ほんとのうた(仮題)
第1章 孤独(ひとり)と逃避(ひとり)
と、それ以前に“キャピキャピ”って死語なの? ふと、そんなことが気にかかった。
歳の話をしたから、ついでに言えば俺の方は先月でついに四十の大台に乗っている。つまり、先の言葉のチョイスも、そんなわけだと察してほしいものだ。
“中年”というカテゴリーの最中に、いつの間にやらすっぽりと突入してしまったようで。だからこの時点で、敬遠されてしまう可能性は大なのかもしれない。
なにせこれから始まるのは、そこらに幾らでも転がっている、とあるオッサン――この俺の物語であるのだから。

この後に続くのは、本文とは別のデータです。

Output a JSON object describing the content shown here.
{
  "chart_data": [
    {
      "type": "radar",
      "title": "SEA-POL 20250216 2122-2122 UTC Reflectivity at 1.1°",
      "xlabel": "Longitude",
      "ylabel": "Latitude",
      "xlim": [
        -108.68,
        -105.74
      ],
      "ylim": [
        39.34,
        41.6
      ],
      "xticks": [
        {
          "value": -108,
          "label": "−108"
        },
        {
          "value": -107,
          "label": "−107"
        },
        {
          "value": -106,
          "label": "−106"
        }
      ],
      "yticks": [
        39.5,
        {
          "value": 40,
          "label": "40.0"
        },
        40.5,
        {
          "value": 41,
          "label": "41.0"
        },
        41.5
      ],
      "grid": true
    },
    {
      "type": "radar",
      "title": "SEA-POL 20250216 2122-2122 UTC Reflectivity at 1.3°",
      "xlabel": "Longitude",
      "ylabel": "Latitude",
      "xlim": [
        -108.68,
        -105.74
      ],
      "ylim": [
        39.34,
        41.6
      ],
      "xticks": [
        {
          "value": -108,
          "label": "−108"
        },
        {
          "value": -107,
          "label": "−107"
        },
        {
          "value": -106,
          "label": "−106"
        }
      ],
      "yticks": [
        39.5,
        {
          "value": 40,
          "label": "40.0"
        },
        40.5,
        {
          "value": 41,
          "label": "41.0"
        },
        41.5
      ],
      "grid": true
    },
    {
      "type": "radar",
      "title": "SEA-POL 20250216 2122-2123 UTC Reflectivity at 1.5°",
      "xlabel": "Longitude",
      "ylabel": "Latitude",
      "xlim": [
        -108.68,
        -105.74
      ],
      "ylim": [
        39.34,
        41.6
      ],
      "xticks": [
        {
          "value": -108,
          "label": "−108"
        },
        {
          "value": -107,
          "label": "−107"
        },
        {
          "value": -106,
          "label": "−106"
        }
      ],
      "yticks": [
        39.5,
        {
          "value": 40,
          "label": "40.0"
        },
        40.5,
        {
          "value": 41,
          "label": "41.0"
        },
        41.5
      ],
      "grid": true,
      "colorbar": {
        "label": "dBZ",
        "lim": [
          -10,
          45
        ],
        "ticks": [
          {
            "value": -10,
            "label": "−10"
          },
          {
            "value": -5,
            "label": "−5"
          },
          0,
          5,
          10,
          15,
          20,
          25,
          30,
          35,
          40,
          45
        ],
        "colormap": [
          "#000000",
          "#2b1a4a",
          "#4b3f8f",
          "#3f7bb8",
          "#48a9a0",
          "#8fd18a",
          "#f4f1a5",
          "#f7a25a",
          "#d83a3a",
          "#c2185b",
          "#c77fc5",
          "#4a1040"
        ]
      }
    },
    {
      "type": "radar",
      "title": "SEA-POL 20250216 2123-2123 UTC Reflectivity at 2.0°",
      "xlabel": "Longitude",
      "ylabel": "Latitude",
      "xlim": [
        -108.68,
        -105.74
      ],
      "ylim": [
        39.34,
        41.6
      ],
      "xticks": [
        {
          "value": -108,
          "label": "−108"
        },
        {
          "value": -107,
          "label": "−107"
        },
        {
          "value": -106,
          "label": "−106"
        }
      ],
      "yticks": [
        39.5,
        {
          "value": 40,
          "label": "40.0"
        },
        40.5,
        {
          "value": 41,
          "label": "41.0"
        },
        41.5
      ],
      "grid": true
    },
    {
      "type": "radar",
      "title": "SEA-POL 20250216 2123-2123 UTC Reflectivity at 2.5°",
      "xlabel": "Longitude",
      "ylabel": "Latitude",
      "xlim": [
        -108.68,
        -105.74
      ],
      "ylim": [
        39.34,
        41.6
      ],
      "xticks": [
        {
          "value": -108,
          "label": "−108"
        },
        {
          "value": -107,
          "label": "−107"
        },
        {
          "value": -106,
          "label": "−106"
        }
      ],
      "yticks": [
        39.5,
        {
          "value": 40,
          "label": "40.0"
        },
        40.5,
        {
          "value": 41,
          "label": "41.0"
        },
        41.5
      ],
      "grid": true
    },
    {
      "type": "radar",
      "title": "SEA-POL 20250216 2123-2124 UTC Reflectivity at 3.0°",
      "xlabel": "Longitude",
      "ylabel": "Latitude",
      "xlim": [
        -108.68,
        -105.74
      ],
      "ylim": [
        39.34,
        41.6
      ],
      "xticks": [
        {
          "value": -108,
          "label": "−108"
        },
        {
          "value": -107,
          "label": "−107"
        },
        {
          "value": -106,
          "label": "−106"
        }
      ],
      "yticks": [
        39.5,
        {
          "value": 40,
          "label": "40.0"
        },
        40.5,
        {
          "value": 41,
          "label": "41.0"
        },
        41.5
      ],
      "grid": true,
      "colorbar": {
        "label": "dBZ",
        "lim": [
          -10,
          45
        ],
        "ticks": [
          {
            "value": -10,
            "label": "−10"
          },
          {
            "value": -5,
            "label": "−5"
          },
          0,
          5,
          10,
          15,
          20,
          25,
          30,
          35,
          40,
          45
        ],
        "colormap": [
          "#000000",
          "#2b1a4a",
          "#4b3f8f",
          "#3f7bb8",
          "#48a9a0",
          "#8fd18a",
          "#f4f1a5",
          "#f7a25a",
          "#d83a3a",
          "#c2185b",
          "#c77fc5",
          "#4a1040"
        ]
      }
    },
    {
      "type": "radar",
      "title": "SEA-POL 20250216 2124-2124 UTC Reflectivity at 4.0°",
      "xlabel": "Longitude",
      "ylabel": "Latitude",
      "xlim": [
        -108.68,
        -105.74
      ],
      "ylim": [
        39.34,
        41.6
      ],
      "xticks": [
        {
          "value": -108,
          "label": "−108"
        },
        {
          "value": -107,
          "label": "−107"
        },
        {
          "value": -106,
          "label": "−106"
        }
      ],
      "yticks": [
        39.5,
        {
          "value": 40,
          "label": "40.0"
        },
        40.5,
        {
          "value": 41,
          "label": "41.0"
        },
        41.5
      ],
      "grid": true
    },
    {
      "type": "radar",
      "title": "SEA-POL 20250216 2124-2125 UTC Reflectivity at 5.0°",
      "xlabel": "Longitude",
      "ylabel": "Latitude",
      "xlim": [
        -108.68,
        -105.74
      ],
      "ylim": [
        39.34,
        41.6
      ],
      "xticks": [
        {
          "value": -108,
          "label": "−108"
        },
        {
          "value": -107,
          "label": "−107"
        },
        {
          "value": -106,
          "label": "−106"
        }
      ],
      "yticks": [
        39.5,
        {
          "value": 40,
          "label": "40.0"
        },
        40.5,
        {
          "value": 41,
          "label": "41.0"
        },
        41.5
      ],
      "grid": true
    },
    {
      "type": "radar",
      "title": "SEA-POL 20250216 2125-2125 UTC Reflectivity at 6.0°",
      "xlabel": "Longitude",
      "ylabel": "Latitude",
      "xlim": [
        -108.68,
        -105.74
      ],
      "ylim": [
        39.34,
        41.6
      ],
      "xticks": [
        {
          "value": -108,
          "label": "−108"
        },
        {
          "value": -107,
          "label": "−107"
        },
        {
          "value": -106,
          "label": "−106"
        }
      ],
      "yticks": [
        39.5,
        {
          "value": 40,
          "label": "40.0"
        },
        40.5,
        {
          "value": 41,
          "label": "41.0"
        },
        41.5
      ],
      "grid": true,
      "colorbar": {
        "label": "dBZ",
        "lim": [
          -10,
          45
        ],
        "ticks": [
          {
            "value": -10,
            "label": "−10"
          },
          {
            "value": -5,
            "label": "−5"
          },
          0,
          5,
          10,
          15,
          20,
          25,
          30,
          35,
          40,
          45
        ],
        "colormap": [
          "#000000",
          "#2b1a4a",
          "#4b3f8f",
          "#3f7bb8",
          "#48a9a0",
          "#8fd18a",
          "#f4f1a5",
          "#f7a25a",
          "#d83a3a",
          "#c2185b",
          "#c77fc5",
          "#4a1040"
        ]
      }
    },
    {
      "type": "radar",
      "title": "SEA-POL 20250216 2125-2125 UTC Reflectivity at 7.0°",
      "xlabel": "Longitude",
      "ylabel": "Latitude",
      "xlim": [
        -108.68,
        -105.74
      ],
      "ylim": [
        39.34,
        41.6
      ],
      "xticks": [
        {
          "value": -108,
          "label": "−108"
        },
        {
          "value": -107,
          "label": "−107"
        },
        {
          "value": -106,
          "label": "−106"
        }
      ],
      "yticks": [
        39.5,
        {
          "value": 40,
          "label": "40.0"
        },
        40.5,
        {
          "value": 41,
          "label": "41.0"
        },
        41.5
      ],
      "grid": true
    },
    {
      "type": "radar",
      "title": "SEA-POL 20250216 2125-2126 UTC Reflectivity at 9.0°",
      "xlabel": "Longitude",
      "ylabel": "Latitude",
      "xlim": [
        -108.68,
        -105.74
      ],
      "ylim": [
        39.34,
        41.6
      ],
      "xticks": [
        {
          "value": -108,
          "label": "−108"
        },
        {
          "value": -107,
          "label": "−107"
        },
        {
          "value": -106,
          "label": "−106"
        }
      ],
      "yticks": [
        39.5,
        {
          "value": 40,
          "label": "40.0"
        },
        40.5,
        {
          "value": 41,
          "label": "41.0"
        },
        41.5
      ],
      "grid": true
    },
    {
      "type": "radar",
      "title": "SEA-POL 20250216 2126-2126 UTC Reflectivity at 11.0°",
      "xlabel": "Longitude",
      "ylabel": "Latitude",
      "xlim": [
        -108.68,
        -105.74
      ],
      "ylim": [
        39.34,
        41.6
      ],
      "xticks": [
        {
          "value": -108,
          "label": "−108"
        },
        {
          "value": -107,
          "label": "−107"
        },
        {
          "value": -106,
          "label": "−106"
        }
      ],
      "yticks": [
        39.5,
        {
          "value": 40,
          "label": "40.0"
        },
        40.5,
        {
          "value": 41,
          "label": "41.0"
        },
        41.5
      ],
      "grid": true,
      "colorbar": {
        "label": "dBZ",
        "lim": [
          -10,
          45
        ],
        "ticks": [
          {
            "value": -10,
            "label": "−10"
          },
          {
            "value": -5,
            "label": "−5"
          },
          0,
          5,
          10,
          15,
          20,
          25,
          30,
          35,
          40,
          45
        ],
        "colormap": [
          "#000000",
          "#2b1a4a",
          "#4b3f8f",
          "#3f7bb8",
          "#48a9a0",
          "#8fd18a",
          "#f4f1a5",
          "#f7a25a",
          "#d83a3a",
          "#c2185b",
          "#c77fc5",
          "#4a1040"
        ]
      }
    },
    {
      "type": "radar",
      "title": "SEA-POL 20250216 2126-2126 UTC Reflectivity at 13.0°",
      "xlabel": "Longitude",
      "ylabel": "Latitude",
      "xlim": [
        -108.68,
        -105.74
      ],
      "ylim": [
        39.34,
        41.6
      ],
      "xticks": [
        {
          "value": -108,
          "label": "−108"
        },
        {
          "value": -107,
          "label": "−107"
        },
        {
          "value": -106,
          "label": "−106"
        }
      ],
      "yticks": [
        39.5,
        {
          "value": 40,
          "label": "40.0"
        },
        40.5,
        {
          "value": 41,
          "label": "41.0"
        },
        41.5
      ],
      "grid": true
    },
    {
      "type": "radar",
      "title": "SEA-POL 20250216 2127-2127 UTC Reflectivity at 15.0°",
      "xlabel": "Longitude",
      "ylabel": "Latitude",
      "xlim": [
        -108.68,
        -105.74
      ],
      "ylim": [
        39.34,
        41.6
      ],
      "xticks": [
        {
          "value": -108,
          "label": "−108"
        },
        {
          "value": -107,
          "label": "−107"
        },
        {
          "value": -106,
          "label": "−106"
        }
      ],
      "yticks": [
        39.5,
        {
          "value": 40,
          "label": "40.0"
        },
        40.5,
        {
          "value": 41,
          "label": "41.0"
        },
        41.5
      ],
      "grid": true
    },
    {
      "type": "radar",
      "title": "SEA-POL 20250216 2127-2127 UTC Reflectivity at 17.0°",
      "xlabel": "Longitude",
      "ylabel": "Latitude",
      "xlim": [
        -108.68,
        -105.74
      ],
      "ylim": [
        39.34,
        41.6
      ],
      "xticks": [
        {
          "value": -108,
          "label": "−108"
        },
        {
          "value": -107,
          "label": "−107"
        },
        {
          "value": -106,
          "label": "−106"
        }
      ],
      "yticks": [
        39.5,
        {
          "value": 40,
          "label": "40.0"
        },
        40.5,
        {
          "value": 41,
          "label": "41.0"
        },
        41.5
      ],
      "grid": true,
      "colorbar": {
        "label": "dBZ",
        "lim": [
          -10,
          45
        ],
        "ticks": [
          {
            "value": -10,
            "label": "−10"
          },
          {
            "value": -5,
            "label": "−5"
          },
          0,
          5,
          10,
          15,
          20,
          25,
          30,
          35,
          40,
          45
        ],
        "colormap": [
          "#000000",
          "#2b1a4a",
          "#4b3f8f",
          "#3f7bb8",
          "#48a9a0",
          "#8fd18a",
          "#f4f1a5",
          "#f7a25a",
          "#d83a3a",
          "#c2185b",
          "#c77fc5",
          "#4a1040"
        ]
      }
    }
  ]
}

まあ、それはともかく。そんな俺であるから十以上年下の亜樹は、なにも若作りしなくても十分に若く思え。逆に少しは年相応に落ち着いて欲しいと、そんな風に感じないでもなかった。
と、いうよりも――。
「ふぅん……なにか、あったのぉ?」
「まあ……な」
甘えた口調。煌びやかなメークの大きな瞳。それで上目使いで見つめられ、俺は苛立ちを抑えつつ、ふっとため息をこぼす。
正直、どうして彼女と付き合っているのかと聞かれた時に、俺は即答できない。否、それは言い訳に過ぎないのだろう。その理由なら、寧ろハッキリしてる。
言った端から矛盾するようで申し訳ないが、俺にとって彼女の若さはやはり魅力的なのだ。そして、身も蓋もない理由なら、もう一つあって。
「じゃあさぁ、私が元気にしてあげよっか」
亜樹は俺の首に腕を絡めると、耳元で囁きかけた。同時にその右手は、俺の胸元の辺りを頻りと撫で回しでいる。
瞬間、むせ返るような女の香りが、鼻腔にふわっと立ちこめた。
なんというべきか……。単刀直入に表してしまえば、すなわち亜樹とは、とてもエッチな女であるわけで。